Après Valmy, misère et dysenterie
Sur les hauteurs dénudées au sol crayeux, et si blanches qu'on eût dit que la neige les avait recouvertes, l'armée prussienne vivait des jours de terrible misère. Par les chemins défoncés, les convois de vivres arrivaient mal. Le pain, mouillé par la pluie qui traversait les bâches, était détrempé et moisi. Même l'eau manquait, sauf dans les étangs souillés par les cadavres des chevaux. La dysenterie continuait à décimer les troupes et, des fosses peu profondes, émergeaient des mains et des jambes. Les souliers déchirés, en loques, accroupis dans la boue autour d'un feu misérable, les soldats grelottaient dans leur bivouac fangeux.
Le comble, c'est que l'inquiétude régnait aussi du côté des Français. Valmy ne possédait pas encore le sens que les historiens lui assignèrent depuis avec tant d'assurance, et le gouvernement révolutionnaire comme l'opinion publique n'avaient attaché d'abord qu'une médiocre importance à cette bataille. Au lendemain de Valmy, le ministre de la Guerre, Servan, effrayé par la présence des Prussiens entre Paris et notre armée dont ils coupaient les communications, conseilla à Dumouriez (à gauche) de se retirer derrière la Marne.
En vain, pour rassurer Servan, Dumouriez lui affirmait-il que, chaque jour, l'armée prussienne se désagrégeait d'elle-même, que l'ennemi ne pourrait bientôt plus avoir d'autre but que d'évacuer le territoire et que l'infériorité numérique empêcherait Brunswick de marcher sur Paris.
Brunswick (au-dessus du texte) désirait en finir avec une expédition dont il avait toujours douté du succès : visiblement, son armée ne pouvait supporter les risques d'un nouveau combat; l'Autriche refusait d'engager dans la guerre les effectifs indispensables; Catherine II n'envoyait aucun secours sous prétexte que la Russie s'occupait des affaires de Pologne.

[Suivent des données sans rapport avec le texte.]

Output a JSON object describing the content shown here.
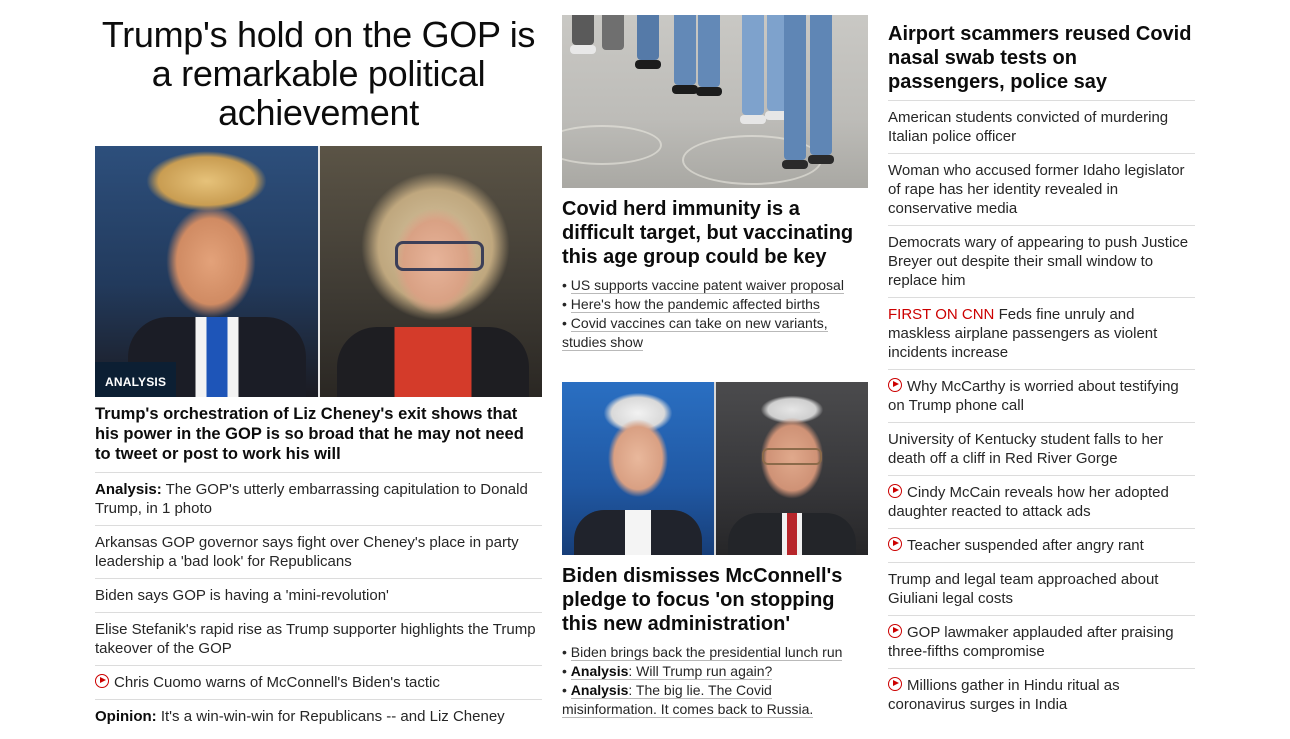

Cette solitude dans l'effort, la misère croissante des troupes inclinaient la Prusse à négocier. Mais Frédéric-Guillaume exigeait la restauration de Louis XVI et la Convention venait de proclamer la république. Le roi de Prusse refusa de la reconnaître. A Danton qui lui offrait l'alliance de la France, il répondit par un violent manifeste signé de Brunswick, et Dumouriez répliqua au messager :
Annoncez à votre général que la trêve cessera demain et que j'en donne l'ordre devant vous.

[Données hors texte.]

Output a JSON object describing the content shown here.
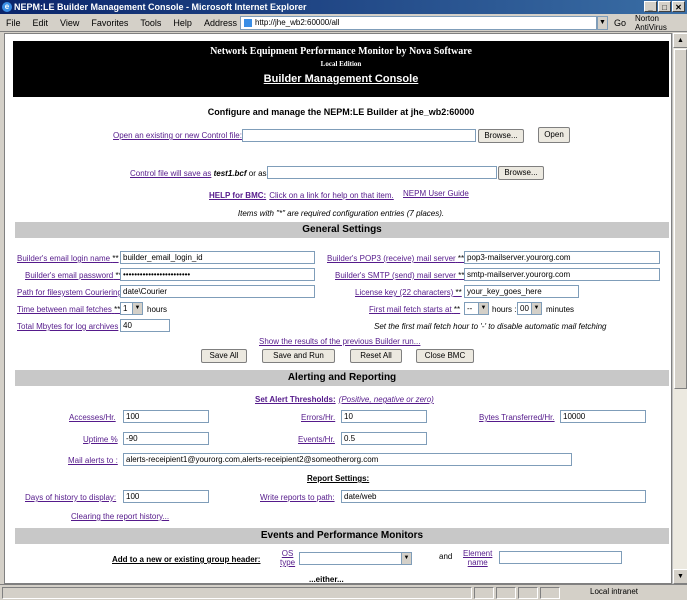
{
  "window": {
    "title": "NEPM:LE Builder Management Console - Microsoft Internet Explorer"
  },
  "menu": [
    "File",
    "Edit",
    "View",
    "Favorites",
    "Tools",
    "Help"
  ],
  "address": {
    "label": "Address",
    "url": "http://jhe_wb2:60000/all",
    "go": "Go",
    "norton": "Norton AntiVirus"
  },
  "status": {
    "zone": "Local intranet"
  },
  "banner": {
    "title": "Network Equipment Performance Monitor by Nova Software",
    "edition": "Local Edition",
    "console": "Builder Management Console"
  },
  "header": {
    "configure": "Configure and manage the NEPM:LE Builder at jhe_wb2:60000",
    "open_link": "Open an existing or new Control file:",
    "browse": "Browse...",
    "open_btn": "Open",
    "save_prefix": "Control file will save as",
    "save_file": "test1.bcf",
    "save_or": "or as",
    "help_label": "HELP for BMC:",
    "help_text": "Click on a link for help on that item.",
    "user_guide": "NEPM User Guide",
    "required_note": "Items with \"*\" are required configuration entries (7 places)."
  },
  "general": {
    "heading": "General Settings",
    "email_login_label": "Builder's email login name",
    "email_login_value": "builder_email_login_id",
    "email_password_label": "Builder's email password",
    "email_password_value": "xxxxxxxxxxxxxxxxxxxxxxxx",
    "fs_path_label": "Path for filesystem Couriering",
    "fs_path_value": "date\\Courier",
    "fetch_label": "Time between mail fetches",
    "fetch_value": "1",
    "fetch_unit": "hours",
    "mbytes_label": "Total Mbytes for log archives",
    "mbytes_value": "40",
    "pop3_label": "Builder's POP3 (receive) mail server",
    "pop3_value": "pop3-mailserver.yourorg.com",
    "smtp_label": "Builder's SMTP (send) mail server",
    "smtp_value": "smtp-mailserver.yourorg.com",
    "license_label": "License key (22 characters)",
    "license_value": "your_key_goes_here",
    "first_fetch_label": "First mail fetch starts at",
    "first_fetch_hour": "--",
    "hours_sep": "hours :",
    "first_fetch_min": "00",
    "minutes": "minutes",
    "fetch_note": "Set the first mail fetch hour to '-' to disable automatic mail fetching",
    "show_results": "Show the results of the previous Builder run...",
    "save_all": "Save All",
    "save_run": "Save and Run",
    "reset_all": "Reset All",
    "close_bmc": "Close BMC"
  },
  "alerting": {
    "heading": "Alerting and Reporting",
    "thresholds": "Set Alert Thresholds:",
    "thresholds_note": "(Positive, negative or zero)",
    "accesses_label": "Accesses/Hr.",
    "accesses_value": "100",
    "errors_label": "Errors/Hr.",
    "errors_value": "10",
    "bytes_label": "Bytes Transferred/Hr.",
    "bytes_value": "10000",
    "uptime_label": "Uptime %",
    "uptime_value": "-90",
    "events_label": "Events/Hr.",
    "events_value": "0.5",
    "mail_alerts_label": "Mail alerts to :",
    "mail_alerts_value": "alerts-receipient1@yourorg.com,alerts-receipient2@someotherorg.com",
    "report_settings": "Report Settings:",
    "days_label": "Days of history to display:",
    "days_value": "100",
    "write_label": "Write reports to path:",
    "write_value": "date/web",
    "clearing": "Clearing the report history..."
  },
  "events": {
    "heading": "Events and Performance Monitors",
    "add_group": "Add to a new or existing group header:",
    "os_label": "OS",
    "type_label": "type",
    "and": "and",
    "element_label": "Element",
    "name_label": "name",
    "either": "...either..."
  }
}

Le 1er octobre, les Prussiens commencèrent donc une retraite que la volonté de Dumouriez aurait pu transformer en désastre.
Dumouriez laissa les Prussiens franchir les défilés de l'Argonne, prescrivant à ses lieutenants de faux mouvements pour éviter de les harceler. Et Verdun, Longwy, repris sans combat, il les reconduisit sans les inquiéter jusqu'à la frontière.